What are the other causes of damage to buildings?
“The other big issue is the complexity of buildings. In the last twenty years there are more and more materials being used and more and more professionals involved. Usually the problems arise in the connections, in the interfaces. For example, most damage is caused by water infiltration. It is not enough to have a perfect window or wall, because it is often at the junction that problems arise. In these cases, it is essential to understand the causes of the damage before looking into renovation.”
The engineer, therefore, should not just make calculations.
“This is the point. Not only in my sector, but starting with the design team, the engineer’s role must be interpreted as that of a consultant who has a global vision of the work. And, of course, you have to consider the other two elements that play a role in the construction of a building: the contractors and the client.”

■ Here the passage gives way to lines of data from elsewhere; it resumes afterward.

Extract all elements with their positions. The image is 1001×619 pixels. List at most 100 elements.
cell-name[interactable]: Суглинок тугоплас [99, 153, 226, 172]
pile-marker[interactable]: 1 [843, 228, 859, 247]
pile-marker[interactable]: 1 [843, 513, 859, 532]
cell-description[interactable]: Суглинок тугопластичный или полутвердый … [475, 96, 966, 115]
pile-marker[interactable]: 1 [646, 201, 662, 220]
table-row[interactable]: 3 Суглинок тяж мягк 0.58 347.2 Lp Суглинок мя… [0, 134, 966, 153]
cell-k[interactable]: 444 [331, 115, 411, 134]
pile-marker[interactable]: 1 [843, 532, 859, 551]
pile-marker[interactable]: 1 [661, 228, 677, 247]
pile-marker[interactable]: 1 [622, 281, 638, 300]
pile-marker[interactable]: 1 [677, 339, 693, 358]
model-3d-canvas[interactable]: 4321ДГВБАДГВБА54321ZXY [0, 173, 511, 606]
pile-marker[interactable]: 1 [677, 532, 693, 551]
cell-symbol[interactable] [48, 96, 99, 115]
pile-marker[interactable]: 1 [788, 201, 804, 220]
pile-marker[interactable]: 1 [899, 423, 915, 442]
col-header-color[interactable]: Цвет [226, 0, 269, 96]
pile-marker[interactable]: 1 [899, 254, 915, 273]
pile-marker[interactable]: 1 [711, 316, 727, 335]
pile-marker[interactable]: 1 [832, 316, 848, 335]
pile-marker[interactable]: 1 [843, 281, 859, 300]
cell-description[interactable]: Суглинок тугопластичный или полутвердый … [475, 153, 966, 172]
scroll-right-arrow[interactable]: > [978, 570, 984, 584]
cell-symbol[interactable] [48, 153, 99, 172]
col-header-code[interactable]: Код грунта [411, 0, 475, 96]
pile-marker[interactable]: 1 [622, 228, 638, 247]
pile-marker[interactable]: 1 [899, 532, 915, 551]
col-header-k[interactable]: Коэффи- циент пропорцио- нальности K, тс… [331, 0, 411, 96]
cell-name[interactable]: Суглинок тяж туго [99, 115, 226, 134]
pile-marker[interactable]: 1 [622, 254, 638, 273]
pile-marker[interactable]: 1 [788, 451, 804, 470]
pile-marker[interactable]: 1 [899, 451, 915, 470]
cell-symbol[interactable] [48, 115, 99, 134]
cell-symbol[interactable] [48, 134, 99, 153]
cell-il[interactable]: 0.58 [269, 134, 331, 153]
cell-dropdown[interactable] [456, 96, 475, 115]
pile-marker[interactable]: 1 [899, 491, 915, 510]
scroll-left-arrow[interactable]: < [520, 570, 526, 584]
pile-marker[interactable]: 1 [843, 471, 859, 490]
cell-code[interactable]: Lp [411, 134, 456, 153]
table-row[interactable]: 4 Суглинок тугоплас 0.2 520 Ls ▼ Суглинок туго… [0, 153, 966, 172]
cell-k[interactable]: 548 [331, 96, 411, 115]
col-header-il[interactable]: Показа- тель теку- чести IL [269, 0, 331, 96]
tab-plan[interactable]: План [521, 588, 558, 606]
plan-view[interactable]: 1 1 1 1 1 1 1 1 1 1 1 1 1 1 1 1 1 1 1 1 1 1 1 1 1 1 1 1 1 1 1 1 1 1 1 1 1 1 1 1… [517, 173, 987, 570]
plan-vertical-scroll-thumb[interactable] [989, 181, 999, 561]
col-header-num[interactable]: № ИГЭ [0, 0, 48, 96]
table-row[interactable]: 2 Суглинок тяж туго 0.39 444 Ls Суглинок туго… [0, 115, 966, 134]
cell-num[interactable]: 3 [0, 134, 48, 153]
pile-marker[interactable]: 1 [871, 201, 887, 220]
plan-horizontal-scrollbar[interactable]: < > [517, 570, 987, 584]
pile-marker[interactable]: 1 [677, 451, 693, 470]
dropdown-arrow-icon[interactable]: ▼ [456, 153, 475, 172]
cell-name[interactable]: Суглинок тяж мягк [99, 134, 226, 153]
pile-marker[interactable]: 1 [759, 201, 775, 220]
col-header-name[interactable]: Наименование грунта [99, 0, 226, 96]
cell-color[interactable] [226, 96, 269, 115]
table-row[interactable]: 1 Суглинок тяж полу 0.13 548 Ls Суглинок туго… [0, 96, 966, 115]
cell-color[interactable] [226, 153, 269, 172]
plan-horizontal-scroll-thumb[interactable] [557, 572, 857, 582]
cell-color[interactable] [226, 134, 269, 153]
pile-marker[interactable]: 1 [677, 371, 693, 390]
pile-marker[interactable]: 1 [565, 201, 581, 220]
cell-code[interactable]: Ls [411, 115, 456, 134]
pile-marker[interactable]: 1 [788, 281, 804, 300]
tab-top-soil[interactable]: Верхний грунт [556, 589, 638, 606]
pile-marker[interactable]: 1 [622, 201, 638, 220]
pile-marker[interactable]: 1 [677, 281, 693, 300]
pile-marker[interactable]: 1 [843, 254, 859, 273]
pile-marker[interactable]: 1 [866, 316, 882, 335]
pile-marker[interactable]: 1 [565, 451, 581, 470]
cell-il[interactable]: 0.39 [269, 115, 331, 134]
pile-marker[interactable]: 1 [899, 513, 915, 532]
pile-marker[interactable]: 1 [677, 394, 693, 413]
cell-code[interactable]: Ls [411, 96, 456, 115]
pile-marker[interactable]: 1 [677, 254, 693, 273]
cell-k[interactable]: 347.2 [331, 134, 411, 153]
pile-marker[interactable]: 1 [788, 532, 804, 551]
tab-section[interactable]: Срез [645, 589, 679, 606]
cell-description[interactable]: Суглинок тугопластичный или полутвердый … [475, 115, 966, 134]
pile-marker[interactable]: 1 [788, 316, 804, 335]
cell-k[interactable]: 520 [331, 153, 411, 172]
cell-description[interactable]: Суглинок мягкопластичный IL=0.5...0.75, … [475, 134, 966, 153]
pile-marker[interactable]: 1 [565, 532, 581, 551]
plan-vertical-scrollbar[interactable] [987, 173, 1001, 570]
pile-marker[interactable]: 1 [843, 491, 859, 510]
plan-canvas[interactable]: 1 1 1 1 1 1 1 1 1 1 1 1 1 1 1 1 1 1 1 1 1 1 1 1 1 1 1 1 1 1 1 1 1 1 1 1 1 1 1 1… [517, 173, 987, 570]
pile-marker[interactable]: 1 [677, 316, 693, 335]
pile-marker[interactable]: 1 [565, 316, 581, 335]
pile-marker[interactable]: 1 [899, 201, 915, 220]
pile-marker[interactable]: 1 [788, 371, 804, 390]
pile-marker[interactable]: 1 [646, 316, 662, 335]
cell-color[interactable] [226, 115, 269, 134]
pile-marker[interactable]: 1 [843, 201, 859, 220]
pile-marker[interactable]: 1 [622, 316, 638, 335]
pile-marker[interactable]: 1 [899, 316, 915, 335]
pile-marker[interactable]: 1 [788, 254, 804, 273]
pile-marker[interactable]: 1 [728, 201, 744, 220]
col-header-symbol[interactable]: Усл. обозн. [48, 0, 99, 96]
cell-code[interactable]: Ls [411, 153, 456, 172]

“Not always do contractors have all the necessary know-how and not always is the client clear about what he wants. In any case, there are tendencies to want more and more but not necessarily to invest more. One example: instead of adapting our bodies, we find technological inventions to do so. Who today would make a 300 km journey in a car without air conditioning? This generates a cycle that is not very virtuous.”
In what way?
“As I explain to my students, we produce more energy-efficient light bulbs, but we use ten in a room, whereas before there was only one (and people only turned it on when necessary). We should always approach issues with a global vision. There is no point in spending money on photovoltaic panels if the house is very bad in terms of energy loss. The same applies to land management. In Switzerland, in recent years, we have invested in structures, even at high altitudes, in unpopulated areas, in order to prevent hydrogeological instability and we have been far-sighted with regard to climate change. We must continue to do so.”
You mentioned the students. You are also a lecturer at SUPSI, do you recommend becoming an engineer?
“At the base of everything is passion, as in any trade or profession. After that, I recommend learning languages well: English and German, above all. To travel around and gain experience in Switzerland, Germany or outside Europe. There is always time to go back to your roots.”
Does the figure of the engineer appeal to the younger generation?
“In Ticino we have a shortage of engineers. Partly because many prefer to go beyond Gotthard to work, partly because it is seen as less rewarding than other professions. But good engineers earn good money and if you have a global vision, you can make an important contribution in design teams, seeing your role recognised.”